There is no @processor decorator in dory.decorators
stateful is the only public decorator-style API in dory.decorators. The @processor decorator lives in dory.simple (below).
The dory.simple function API¶
For simple processors, skip the class. Import directly — dory.simple is not re-exported at the top level:
| Symbol | Purpose |
|---|---|
state(default=None) -> StateVar |
module-level state; access via .value (lazy init) |
@processor |
bare or @processor(config_file=..., log_level=...); collects module-level StateVar globals into a processor; if __name__ == "__main__", immediately runs DoryApp().run(...) |
run_processor(func, *, config_file=None, log_level=None) |
run a function-based processor explicitly |
ContextWrapper |
wraps ExecutionContext, adds run_loop(...) |
from dory.simple import processor, state
counter = state(0)
@processor
async def main(ctx):
async for i in ctx.run_loop(interval=1.0):
counter.value += 1
ContextWrapper uses properties, not methods
Inside a @processor function, ctx is a ContextWrapper. Its shutdown_requested and migration_imminent are boolean properties — note this differs from the method form (is_shutdown_requested()) on the raw ExecutionContext. The @processor decorator must be at module top level.

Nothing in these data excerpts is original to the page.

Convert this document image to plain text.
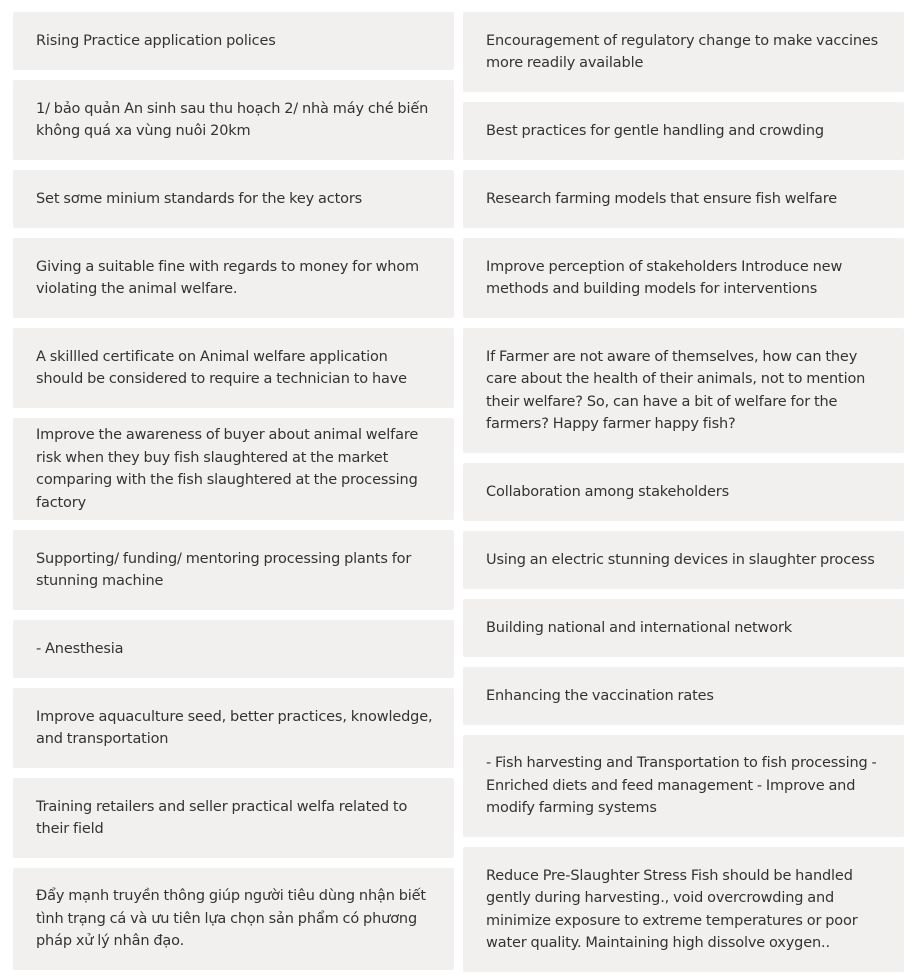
Rising Practice application polices
1/ bảo quản An sinh sau thu hoạch 2/ nhà máy ché biến không quá xa vùng nuôi 20km
Set sơme minium standards for the key actors
Giving a suitable fine with regards to money for whom violating the animal welfare.
A skillled certificate on Animal welfare application should be considered to require a technician to have
Improve the awareness of buyer about animal welfare risk when they buy fish slaughtered at the market comparing with the fish slaughtered at the processing factory
Supporting/ funding/ mentoring processing plants for stunning machine
- Anesthesia
Improve aquaculture seed, better practices, knowledge, and transportation
Training retailers and seller practical welfa related to their field
Đẩy mạnh truyền thông giúp người tiêu dùng nhận biết tình trạng cá và ưu tiên lựa chọn sản phẩm có phương pháp xử lý nhân đạo.
Encouragement of regulatory change to make vaccines more readily available
Best practices for gentle handling and crowding
Research farming models that ensure fish welfare
Improve perception of stakeholders Introduce new methods and building models for interventions
If Farmer are not aware of themselves, how can they care about the health of their animals, not to mention their welfare? So, can have a bit of welfare for the farmers? Happy farmer happy fish?
Collaboration among stakeholders
Using an electric stunning devices in slaughter process
Building national and international network
Enhancing the vaccination rates
- Fish harvesting and Transportation to fish processing - Enriched diets and feed management - Improve and modify farming systems
Reduce Pre-Slaughter Stress Fish should be handled gently during harvesting., void overcrowding and minimize exposure to extreme temperatures or poor water quality. Maintaining high dissolve oxygen..
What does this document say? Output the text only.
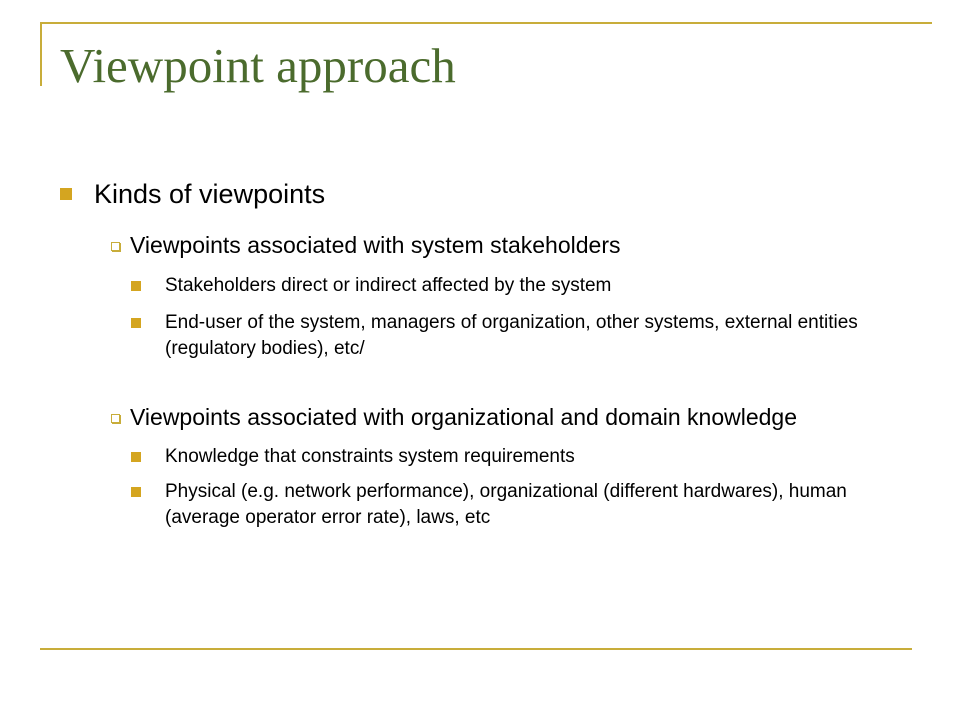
Viewpoint approach
Kinds of viewpoints
Viewpoints associated with system stakeholders
Stakeholders direct or indirect affected by the system
End-user of the system, managers of organization, other systems, external entities (regulatory bodies), etc/
Viewpoints associated with organizational and domain knowledge
Knowledge that constraints system requirements
Physical (e.g. network performance), organizational (different hardwares), human (average operator error rate), laws, etc
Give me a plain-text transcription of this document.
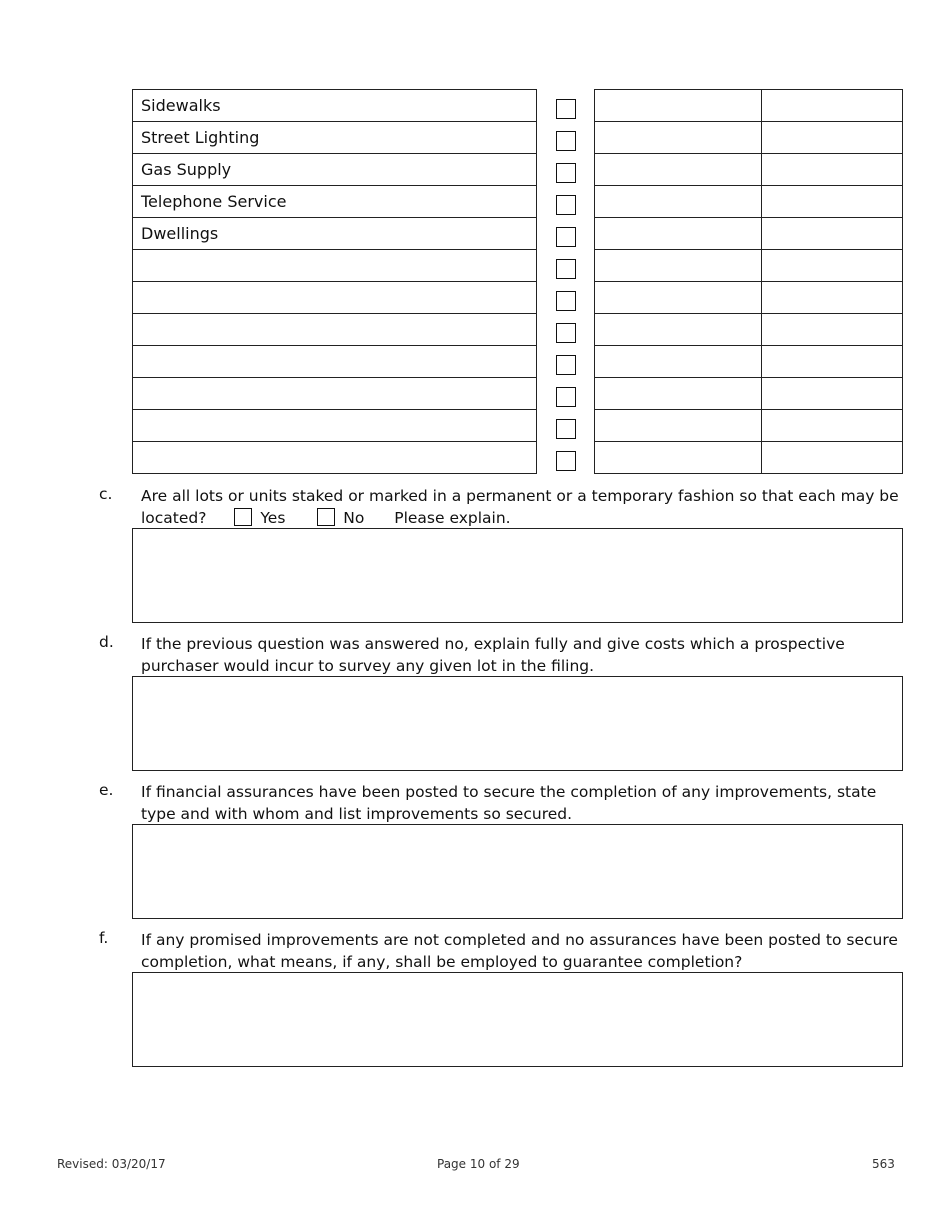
Sidewalks
Street Lighting
Gas Supply
Telephone Service
Dwellings
c. Are all lots or units staked or marked in a permanent or a temporary fashion so that each may be
located?	Yes	No Please explain.
d. If the previous question was answered no, explain fully and give costs which a prospective purchaser would incur to survey any given lot in the filing.
e. If financial assurances have been posted to secure the completion of any improvements, state type and with whom and list improvements so secured.
f. If any promised improvements are not completed and no assurances have been posted to secure completion, what means, if any, shall be employed to guarantee completion?
Revised: 03/20/17	Page 10 of 29	563
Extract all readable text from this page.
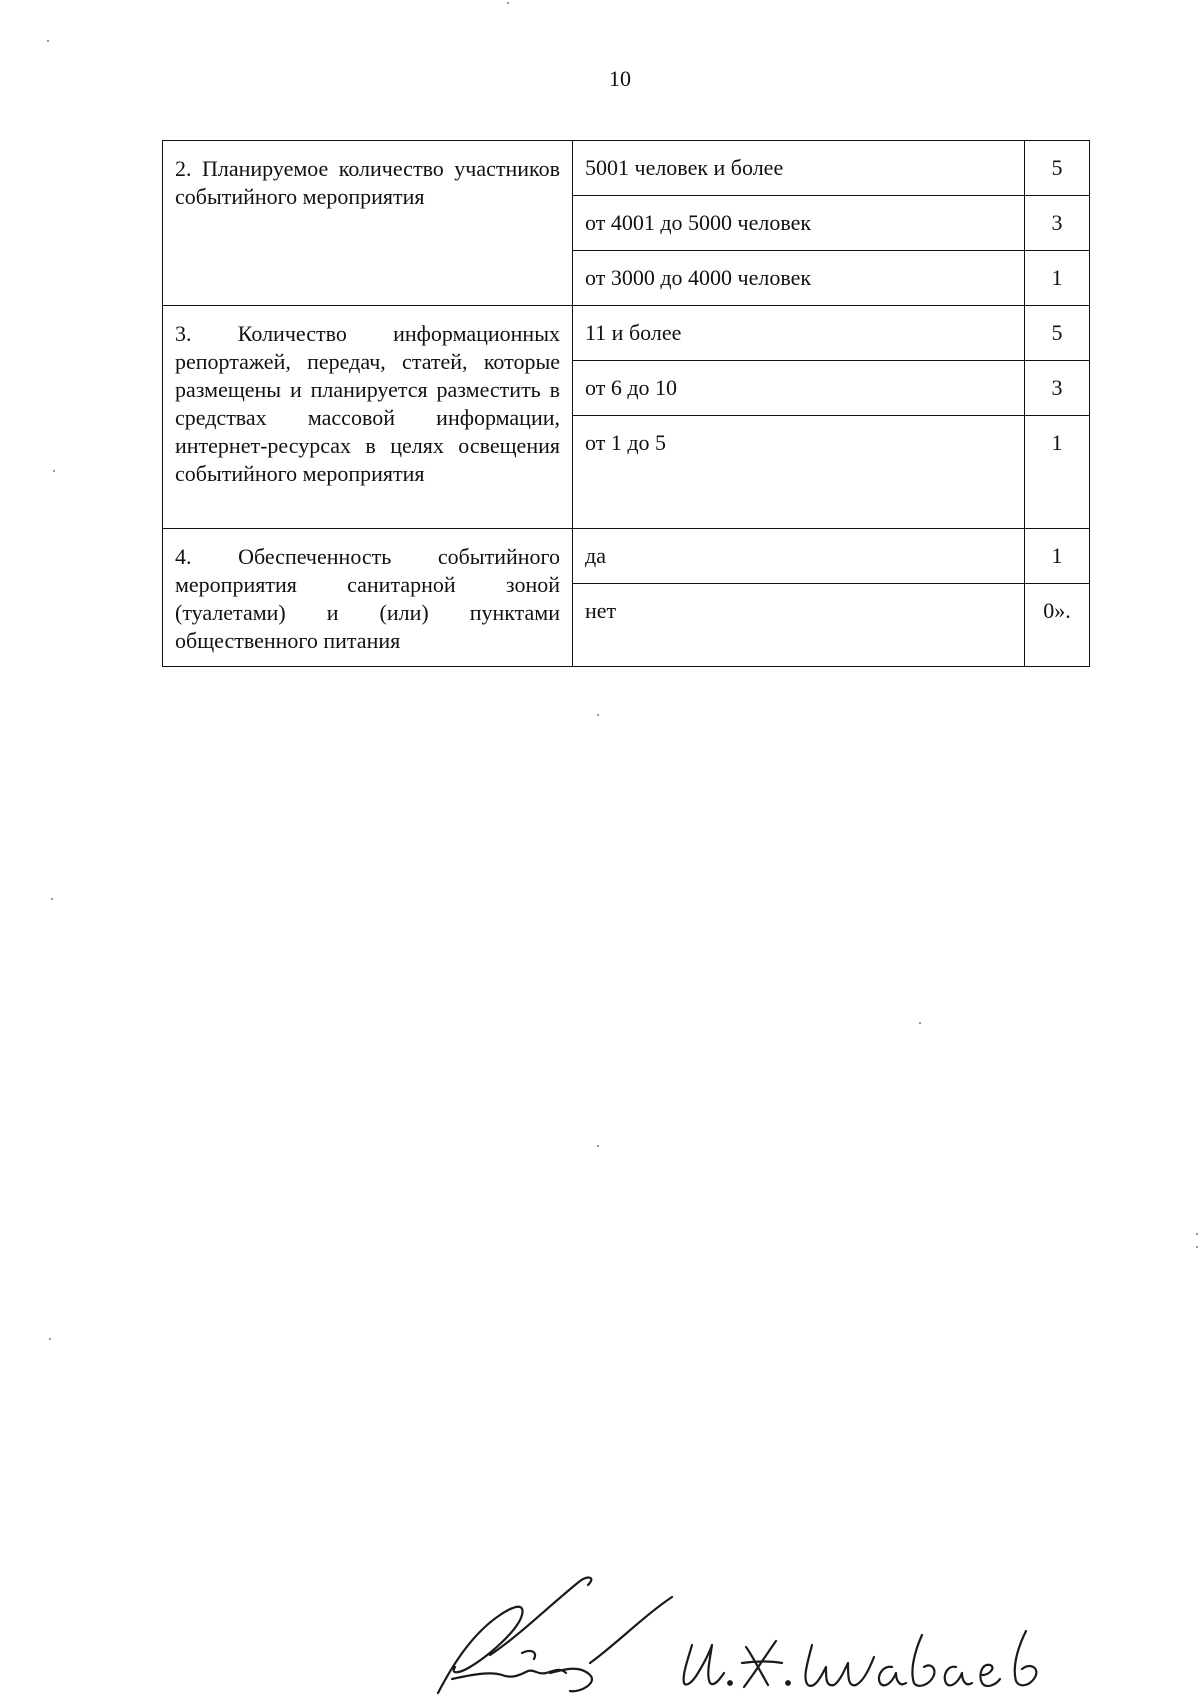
10
2. Планируемое количество участников событийного мероприятия	5001 человек и более	5
	от 4001 до 5000 человек	3
	от 3000 до 4000 человек	1

3. Количество информационных репортажей, передач, статей, которые размещены и планируется разместить в средствах массовой информации, интернет-ресурсах в целях освещения событийного мероприятия	11 и более	5
	от 6 до 10	3
	от 1 до 5	1

4. Обеспеченность событийного мероприятия санитарной зоной (туалетами) и (или) пунктами общественного питания	да	1
	нет	0».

Signals, shutdown, and state save¶
DoryApp installs signal handlers:
| Signal / trigger | Effect |
|---|---|
SIGTERM / SIGINT |
request_shutdown() → mark_not_ready() → sleep 0.5s → shutdown() (timeout config.shutdown_timeout_sec or 30) → close publisher → get_state() + state_manager.save_state(processor_id, state) |
GET /prestop (PreStop hook) |
request_shutdown() + mark_not_ready() + immediate state save |
SIGUSR1 |
snapshot save |
This sequence is what preserves in-memory stateful data across migrations and restarts. See State Management for how the saved state is keyed, serialized, and restored.